Your Warm Spare Setup is now complete. Data will be cloned from the Production Instance to the Backup Instance once per hour to keep it up-to-date.
◼️If your Production Instance fails for any reason or you need to keep call services active while you upgrade the Production Instance (24-hour offices, etc), switching to the Backup Instance is as simple as moving your Elastic IP to the Backup Instance via the EC2 Console or AWS APIs.

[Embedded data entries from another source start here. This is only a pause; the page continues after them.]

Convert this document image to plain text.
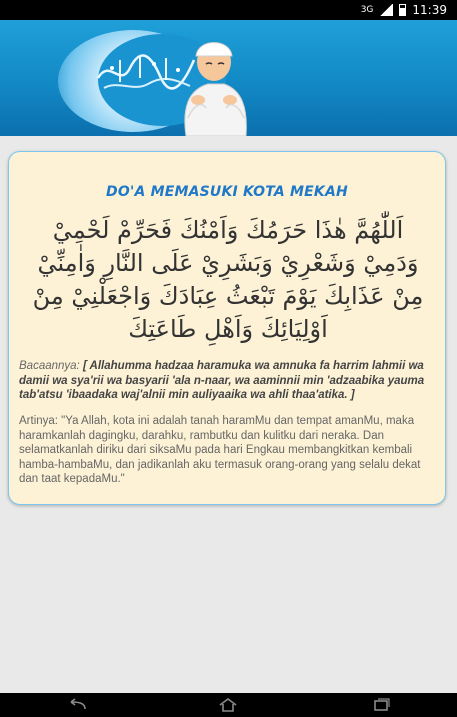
3G	11:39
DO'A MEMASUKI KOTA MEKAH
اَللّٰهُمَّ هٰذَا حَرَمُكَ وَاَمْنُكَ فَحَرِّمْ لَحْمِيْ وَدَمِيْ وَشَعْرِيْ وَبَشَرِيْ عَلَى النَّارِ وَاٰمِنِّيْ مِنْ عَذَابِكَ يَوْمَ تَبْعَثُ عِبَادَكَ وَاجْعَلْنِيْ مِنْ اَوْلِيَائِكَ وَاَهْلِ طَاعَتِكَ
Bacaannya: [ Allahumma hadzaa haramuka wa amnuka fa harrim lahmii wa damii wa sya'rii wa basyarii 'ala n-naar, wa aaminnii min 'adzaabika yauma tab'atsu 'ibaadaka waj'alnii min auliyaaika wa ahli thaa'atika. ]
Artinya: "Ya Allah, kota ini adalah tanah haramMu dan tempat amanMu, maka haramkanlah dagingku, darahku, rambutku dan kulitku dari neraka. Dan selamatkanlah diriku dari siksaMu pada hari Engkau membangkitkan kembali hamba-hambaMu, dan jadikanlah aku termasuk orang-orang yang selalu dekat dan taat kepadaMu."
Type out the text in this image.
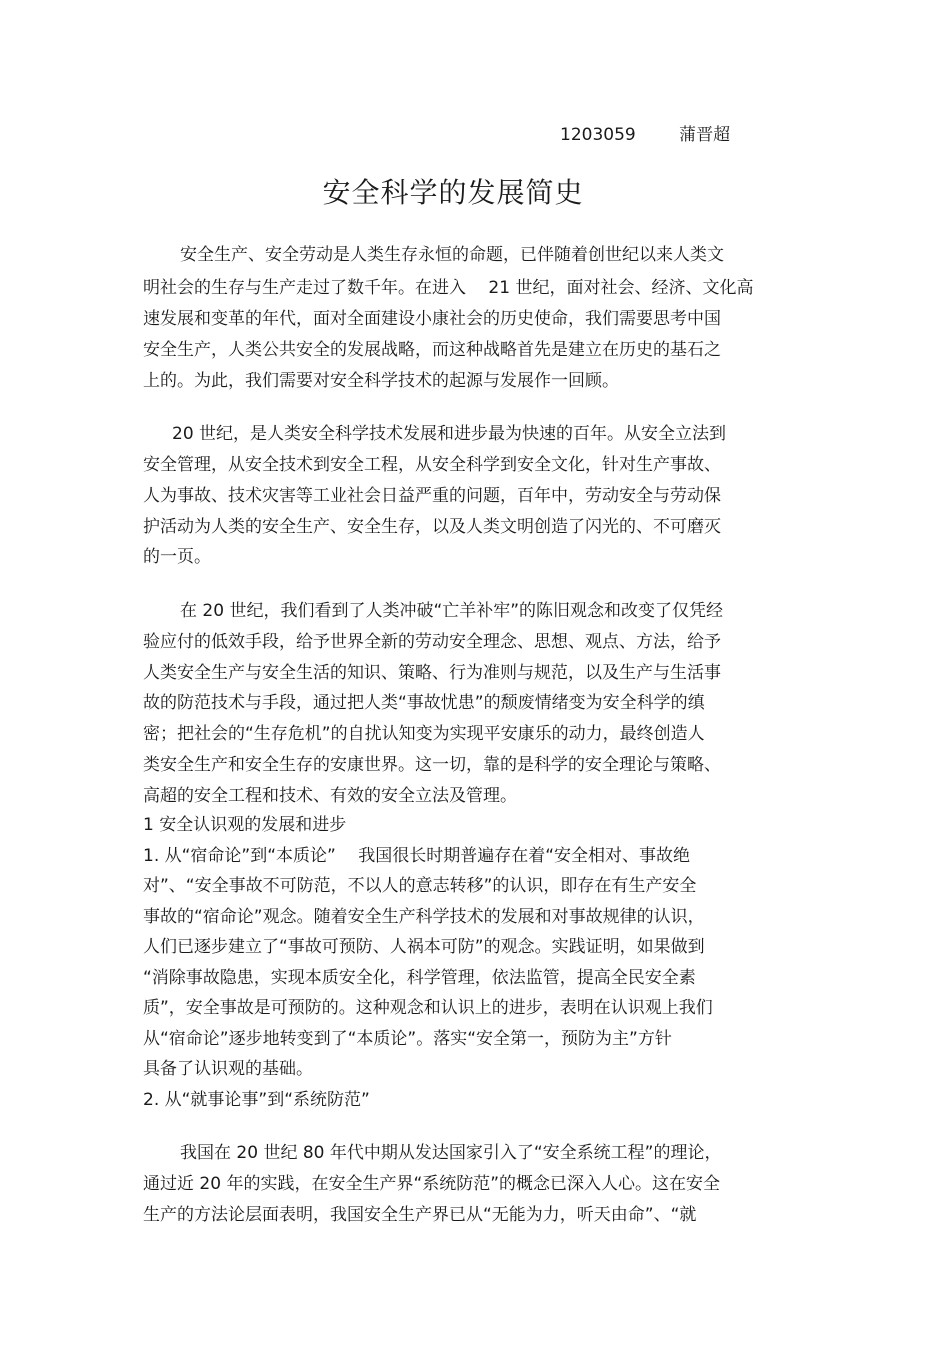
1203059	蒲晋超
安全科学的发展简史
安全生产、安全劳动是人类生存永恒的命题，已伴随着创世纪以来人类文
明社会的生存与生产走过了数千年。在进入　 21 世纪，面对社会、经济、文化高
速发展和变革的年代，面对全面建设小康社会的历史使命，我们需要思考中国
安全生产，人类公共安全的发展战略，而这种战略首先是建立在历史的基石之
上的。为此，我们需要对安全科学技术的起源与发展作一回顾。
20 世纪，是人类安全科学技术发展和进步最为快速的百年。从安全立法到
安全管理，从安全技术到安全工程，从安全科学到安全文化，针对生产事故、
人为事故、技术灾害等工业社会日益严重的问题，百年中，劳动安全与劳动保
护活动为人类的安全生产、安全生存，以及人类文明创造了闪光的、不可磨灭
的一页。
在 20 世纪，我们看到了人类冲破“亡羊补牢”的陈旧观念和改变了仅凭经
验应付的低效手段，给予世界全新的劳动安全理念、思想、观点、方法，给予
人类安全生产与安全生活的知识、策略、行为准则与规范，以及生产与生活事
故的防范技术与手段，通过把人类“事故忧患”的颓废情绪变为安全科学的缜
密；把社会的“生存危机”的自扰认知变为实现平安康乐的动力，最终创造人
类安全生产和安全生存的安康世界。这一切，靠的是科学的安全理论与策略、
高超的安全工程和技术、有效的安全立法及管理。
1 安全认识观的发展和进步
1. 从“宿命论”到“本质论”　 我国很长时期普遍存在着“安全相对、事故绝
对”、“安全事故不可防范，不以人的意志转移”的认识，即存在有生产安全
事故的“宿命论”观念。随着安全生产科学技术的发展和对事故规律的认识，
人们已逐步建立了“事故可预防、人祸本可防”的观念。实践证明，如果做到
“消除事故隐患，实现本质安全化，科学管理，依法监管，提高全民安全素
质”，安全事故是可预防的。这种观念和认识上的进步，表明在认识观上我们
从“宿命论”逐步地转变到了“本质论”。落实“安全第一，预防为主”方针
具备了认识观的基础。
2. 从“就事论事”到“系统防范”
我国在 20 世纪 80 年代中期从发达国家引入了“安全系统工程”的理论，
通过近 20 年的实践，在安全生产界“系统防范”的概念已深入人心。这在安全
生产的方法论层面表明，我国安全生产界已从“无能为力，听天由命”、“就
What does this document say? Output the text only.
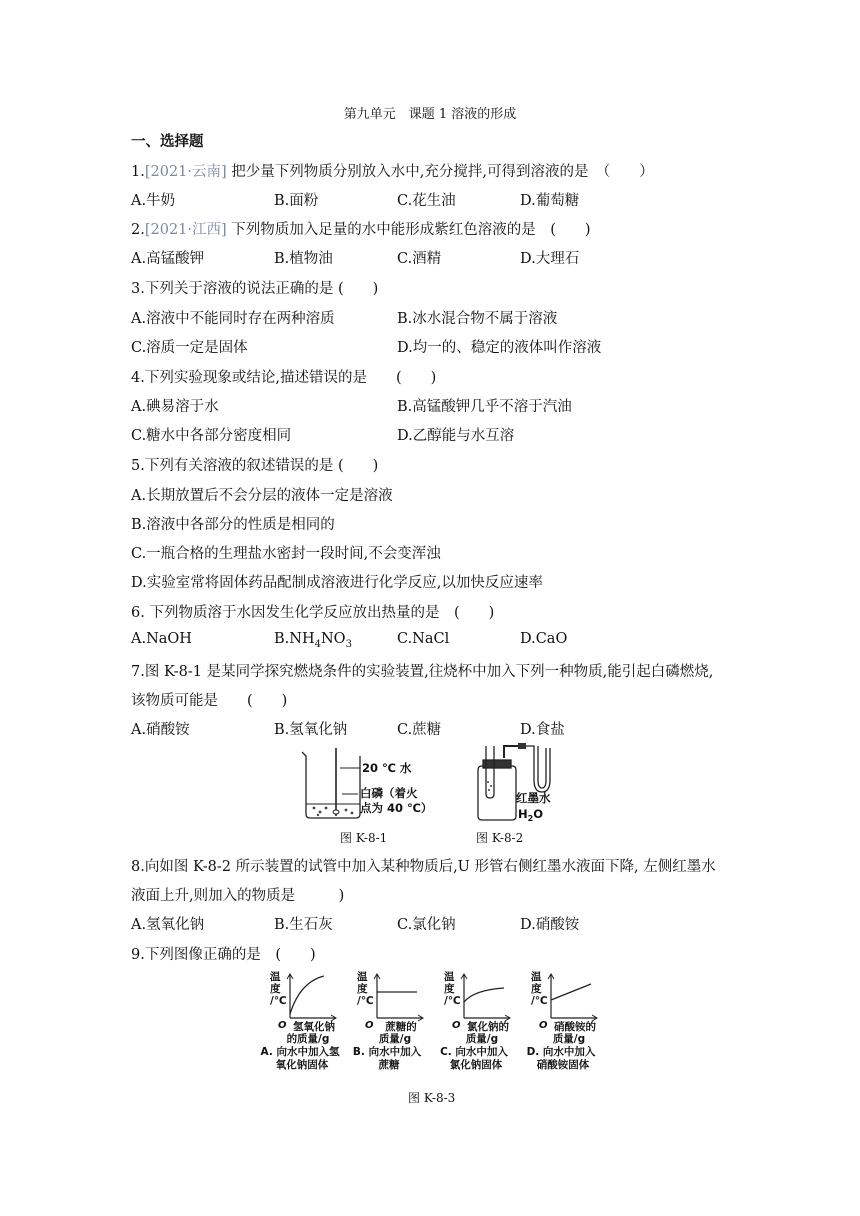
第九单元　课题 1 溶液的形成
一、选择题
1.[2021·云南] 把少量下列物质分别放入水中,充分搅拌,可得到溶液的是　（　　）
A.牛奶	B.面粉	C.花生油	D.葡萄糖
2.[2021·江西] 下列物质加入足量的水中能形成紫红色溶液的是　(　　)
A.高锰酸钾	B.植物油	C.酒精	D.大理石
3.下列关于溶液的说法正确的是 (　　)
A.溶液中不能同时存在两种溶质	B.冰水混合物不属于溶液
C.溶质一定是固体	D.均一的、稳定的液体叫作溶液
4.下列实验现象或结论,描述错误的是　　(　　)
A.碘易溶于水	B.高锰酸钾几乎不溶于汽油
C.糖水中各部分密度相同	D.乙醇能与水互溶
5.下列有关溶液的叙述错误的是 (　　)
A.长期放置后不会分层的液体一定是溶液
B.溶液中各部分的性质是相同的
C.一瓶合格的生理盐水密封一段时间,不会变浑浊
D.实验室常将固体药品配制成溶液进行化学反应,以加快反应速率
6. 下列物质溶于水因发生化学反应放出热量的是　(　　)
A.NaOH	$B.NH_4NO_3$	C.NaCl	D.CaO
7.图 K-8-1 是某同学探究燃烧条件的实验装置,往烧杯中加入下列一种物质,能引起白磷燃烧,
该物质可能是　　(　　)
A.硝酸铵	B.氢氧化钠	C.蔗糖	D.食盐
20 ℃ 水
白磷（着火
点为 40 ℃）
图 K-8-1
红墨水
$H_2O$
图 K-8-2
8.向如图 K-8-2 所示装置的试管中加入某种物质后,U 形管右侧红墨水液面下降, 左侧红墨水
液面上升,则加入的物质是　　　)
A.氢氧化钠	B.生石灰	C.氯化钠	D.硝酸铵
9.下列图像正确的是　(　　)
温
度
/℃
O 氢氧化钠
的质量/g
A. 向水中加入氢
氧化钠固体
温
度
/℃
O 蔗糖的
质量/g
B. 向水中加入
蔗糖
温
度
/℃
O 氯化钠的
质量/g
C. 向水中加入
氯化钠固体
温
度
/℃
O 硝酸铵的
质量/g
D. 向水中加入
硝酸铵固体
图 K-8-3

❗️If your Trunking setup necessitates disabling trunks on the Backup Instance, you'll also need to enable them once you've moved the Elastic IP to the Backup Instance
📌 Switching back to the Production Instance is completed in reverse: Disable Trunks on Backup (if necessary), then swap Elastic IP to Production Instance
...Upgrade your Instances
📌 If you need keep call services active during the upgrade, you may fail over to the 🔶Backup🔶 Instance before proceeding
❗️Create a Machine Image backup of the 🔷Production🔷 Instance via the EC2 Console before performing any upgrades
🔷 Temporarily Disable the Schedule of the Warm Spare Backup Job on the Production Instance
🔷 Run SmartUpgrade on the Production Instance
📌 If you failed over to the 🔶Backup🔶 Instance to start with, you should switch back to 🔷Production🔷 at this time
🔶 Run SmartUpgrade on the Backup Instance
🔷 Re-Enable the Schedule of the Warm Spare Backup Job on the Production Instance
...Promote the 🔶Backup🔶 Instance to permanent Production role
❗️Ensure the old Production Instance can't interfere with the 🔶Backup🔶 Instance by removing the old credentials
🔶 Switch over to the Backup Instance
🔷 This Instance is now your Production Instance. Follow this guide from the start to setup a new Backup Instance and carry on with your day!